You'll want firm or extra-firm tofu for this recipe. It's packed in water and sold in the refrigerated section. Stay away from the shelf-stable varieties, which are too fragile to hold together well in the waffle iron. (For more on the differences between tofu types, see this seriously complete Serious Eats guide to tofu.)
As with waffle iron hash browns, the waffle iron crisps the tofu on both sides without the need for flipping or turning. A little soy sauce, miso paste, and sesame oil come together for a saucy marinade that packs a salty, nutty flavor.
Want to go the extra mile? Once you're finished cooking the tofu, you can crisp up some leftover rice in the waffle iron for more of that beautiful contrast between soft and crunchy (and as a bonus, waffling the tofu first and then the rice allows the latter to soak up any leftover sauce that may linger in the waffle iron).

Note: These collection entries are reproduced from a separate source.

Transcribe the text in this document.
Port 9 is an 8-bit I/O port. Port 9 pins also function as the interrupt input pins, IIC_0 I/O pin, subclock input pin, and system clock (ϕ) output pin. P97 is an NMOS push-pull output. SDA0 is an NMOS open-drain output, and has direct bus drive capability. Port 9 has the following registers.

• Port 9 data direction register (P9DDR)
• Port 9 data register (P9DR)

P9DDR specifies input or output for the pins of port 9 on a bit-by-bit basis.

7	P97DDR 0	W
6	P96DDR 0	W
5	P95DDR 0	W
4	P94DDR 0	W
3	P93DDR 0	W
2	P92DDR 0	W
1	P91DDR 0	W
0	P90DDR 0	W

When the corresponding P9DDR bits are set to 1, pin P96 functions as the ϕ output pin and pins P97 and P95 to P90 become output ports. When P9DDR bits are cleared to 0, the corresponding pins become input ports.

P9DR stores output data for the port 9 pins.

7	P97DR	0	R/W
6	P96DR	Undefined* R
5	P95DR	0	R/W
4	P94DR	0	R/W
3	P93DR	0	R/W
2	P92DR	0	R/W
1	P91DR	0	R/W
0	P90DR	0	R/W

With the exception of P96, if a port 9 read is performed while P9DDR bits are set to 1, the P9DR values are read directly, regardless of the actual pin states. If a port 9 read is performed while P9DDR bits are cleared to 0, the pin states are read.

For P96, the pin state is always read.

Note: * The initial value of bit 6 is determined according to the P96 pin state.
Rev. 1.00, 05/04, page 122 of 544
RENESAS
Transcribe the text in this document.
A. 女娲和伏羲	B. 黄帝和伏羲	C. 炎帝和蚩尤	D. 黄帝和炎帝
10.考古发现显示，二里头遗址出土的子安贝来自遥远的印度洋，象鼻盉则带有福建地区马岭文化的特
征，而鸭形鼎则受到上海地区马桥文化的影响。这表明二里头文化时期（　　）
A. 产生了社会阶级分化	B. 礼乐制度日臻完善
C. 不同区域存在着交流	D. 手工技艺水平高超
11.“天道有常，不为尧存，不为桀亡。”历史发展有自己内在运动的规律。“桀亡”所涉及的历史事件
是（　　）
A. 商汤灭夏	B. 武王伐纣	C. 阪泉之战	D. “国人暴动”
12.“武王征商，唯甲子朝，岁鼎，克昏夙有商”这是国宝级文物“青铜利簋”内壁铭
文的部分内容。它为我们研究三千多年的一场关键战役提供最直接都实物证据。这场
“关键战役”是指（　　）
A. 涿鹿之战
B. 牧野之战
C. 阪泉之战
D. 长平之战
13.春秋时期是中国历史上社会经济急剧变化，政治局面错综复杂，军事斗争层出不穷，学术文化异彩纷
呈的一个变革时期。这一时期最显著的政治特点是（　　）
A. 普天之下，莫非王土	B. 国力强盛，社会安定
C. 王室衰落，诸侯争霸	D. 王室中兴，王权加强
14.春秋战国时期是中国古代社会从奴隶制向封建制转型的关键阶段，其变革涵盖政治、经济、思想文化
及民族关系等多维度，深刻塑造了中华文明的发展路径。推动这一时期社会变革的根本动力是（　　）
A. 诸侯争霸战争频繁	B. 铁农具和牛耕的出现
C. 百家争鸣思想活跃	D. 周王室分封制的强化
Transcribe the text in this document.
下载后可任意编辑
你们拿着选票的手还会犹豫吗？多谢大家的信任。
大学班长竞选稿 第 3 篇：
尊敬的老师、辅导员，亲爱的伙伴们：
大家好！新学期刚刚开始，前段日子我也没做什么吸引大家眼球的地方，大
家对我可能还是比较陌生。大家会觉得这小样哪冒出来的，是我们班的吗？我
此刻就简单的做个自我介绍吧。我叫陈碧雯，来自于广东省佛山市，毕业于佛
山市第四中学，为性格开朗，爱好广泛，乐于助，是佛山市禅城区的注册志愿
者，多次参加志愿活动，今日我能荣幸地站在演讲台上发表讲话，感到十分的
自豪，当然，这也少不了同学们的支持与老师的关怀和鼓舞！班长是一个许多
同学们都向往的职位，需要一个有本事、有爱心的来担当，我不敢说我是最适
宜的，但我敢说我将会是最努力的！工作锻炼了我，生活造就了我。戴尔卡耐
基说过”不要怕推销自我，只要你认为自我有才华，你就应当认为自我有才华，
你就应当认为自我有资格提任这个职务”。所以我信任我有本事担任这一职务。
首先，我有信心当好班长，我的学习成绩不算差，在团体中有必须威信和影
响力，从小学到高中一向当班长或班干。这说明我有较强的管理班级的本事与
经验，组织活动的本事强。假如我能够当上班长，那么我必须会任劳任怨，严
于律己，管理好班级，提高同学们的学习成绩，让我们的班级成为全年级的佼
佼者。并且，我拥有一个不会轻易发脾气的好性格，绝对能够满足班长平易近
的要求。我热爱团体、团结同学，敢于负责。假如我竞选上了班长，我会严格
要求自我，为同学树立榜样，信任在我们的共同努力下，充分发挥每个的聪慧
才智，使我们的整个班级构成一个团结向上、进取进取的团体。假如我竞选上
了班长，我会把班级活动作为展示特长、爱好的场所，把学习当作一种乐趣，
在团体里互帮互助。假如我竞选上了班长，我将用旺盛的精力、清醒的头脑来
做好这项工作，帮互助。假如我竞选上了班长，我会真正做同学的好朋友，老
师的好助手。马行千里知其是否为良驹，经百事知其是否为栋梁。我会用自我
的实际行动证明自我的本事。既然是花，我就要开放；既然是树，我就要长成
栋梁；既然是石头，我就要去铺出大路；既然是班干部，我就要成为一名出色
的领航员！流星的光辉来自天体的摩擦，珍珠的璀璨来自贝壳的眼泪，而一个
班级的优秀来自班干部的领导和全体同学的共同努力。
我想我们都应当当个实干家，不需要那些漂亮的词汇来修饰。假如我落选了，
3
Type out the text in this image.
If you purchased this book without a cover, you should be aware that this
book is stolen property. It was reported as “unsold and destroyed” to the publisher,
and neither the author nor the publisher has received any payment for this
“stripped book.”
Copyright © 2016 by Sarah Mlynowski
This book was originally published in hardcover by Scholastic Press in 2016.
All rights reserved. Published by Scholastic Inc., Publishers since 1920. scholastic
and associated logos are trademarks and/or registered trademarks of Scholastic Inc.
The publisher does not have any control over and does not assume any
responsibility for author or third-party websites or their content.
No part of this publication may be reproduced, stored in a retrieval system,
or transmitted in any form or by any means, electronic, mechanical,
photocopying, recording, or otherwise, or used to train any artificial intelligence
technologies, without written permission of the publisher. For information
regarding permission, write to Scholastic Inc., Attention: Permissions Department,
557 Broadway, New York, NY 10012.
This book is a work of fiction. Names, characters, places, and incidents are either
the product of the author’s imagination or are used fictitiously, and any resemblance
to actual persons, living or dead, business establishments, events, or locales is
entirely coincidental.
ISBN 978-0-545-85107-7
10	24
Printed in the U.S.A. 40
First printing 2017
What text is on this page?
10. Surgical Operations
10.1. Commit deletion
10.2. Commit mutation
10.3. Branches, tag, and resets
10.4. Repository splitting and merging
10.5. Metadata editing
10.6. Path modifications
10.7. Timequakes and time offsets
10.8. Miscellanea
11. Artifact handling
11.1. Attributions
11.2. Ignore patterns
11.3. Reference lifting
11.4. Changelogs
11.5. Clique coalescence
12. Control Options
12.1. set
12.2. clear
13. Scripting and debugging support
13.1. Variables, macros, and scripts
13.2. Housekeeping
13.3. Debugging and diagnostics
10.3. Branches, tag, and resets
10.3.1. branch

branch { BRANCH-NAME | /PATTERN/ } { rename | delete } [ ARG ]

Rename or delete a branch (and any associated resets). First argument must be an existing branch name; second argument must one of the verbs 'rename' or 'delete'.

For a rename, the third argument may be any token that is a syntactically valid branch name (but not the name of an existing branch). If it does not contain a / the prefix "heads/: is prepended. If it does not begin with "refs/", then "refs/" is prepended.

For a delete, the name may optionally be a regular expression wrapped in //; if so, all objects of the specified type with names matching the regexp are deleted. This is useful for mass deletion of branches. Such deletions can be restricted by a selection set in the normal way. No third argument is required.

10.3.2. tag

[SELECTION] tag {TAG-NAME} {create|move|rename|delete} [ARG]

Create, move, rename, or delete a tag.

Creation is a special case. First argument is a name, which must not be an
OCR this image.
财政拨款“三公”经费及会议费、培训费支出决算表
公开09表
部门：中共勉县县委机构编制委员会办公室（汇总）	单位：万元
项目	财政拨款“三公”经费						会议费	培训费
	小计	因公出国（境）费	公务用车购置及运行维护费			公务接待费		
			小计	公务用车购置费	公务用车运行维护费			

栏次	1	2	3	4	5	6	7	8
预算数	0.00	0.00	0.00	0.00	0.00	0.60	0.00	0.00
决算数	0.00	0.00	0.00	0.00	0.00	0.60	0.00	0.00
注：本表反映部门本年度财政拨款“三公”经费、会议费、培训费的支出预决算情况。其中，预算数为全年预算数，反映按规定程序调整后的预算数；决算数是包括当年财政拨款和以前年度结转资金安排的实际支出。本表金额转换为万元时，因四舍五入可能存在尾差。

Waffling works with both previously cooked Thai-style sticky rice or with Japanese-style rice. (If you're looking to make your own Thai-style sticky rice without any special equipment, this cooking method is invaluable.) Leftover Western-style rice can work, too, though it may be more of a struggle to remove from the waffle iron intact.
When everything is finished waffling, serve it chopped up and mixed together in a bowl, preserving the waffle grid pattern as you cut. That is, after all, part of the fun.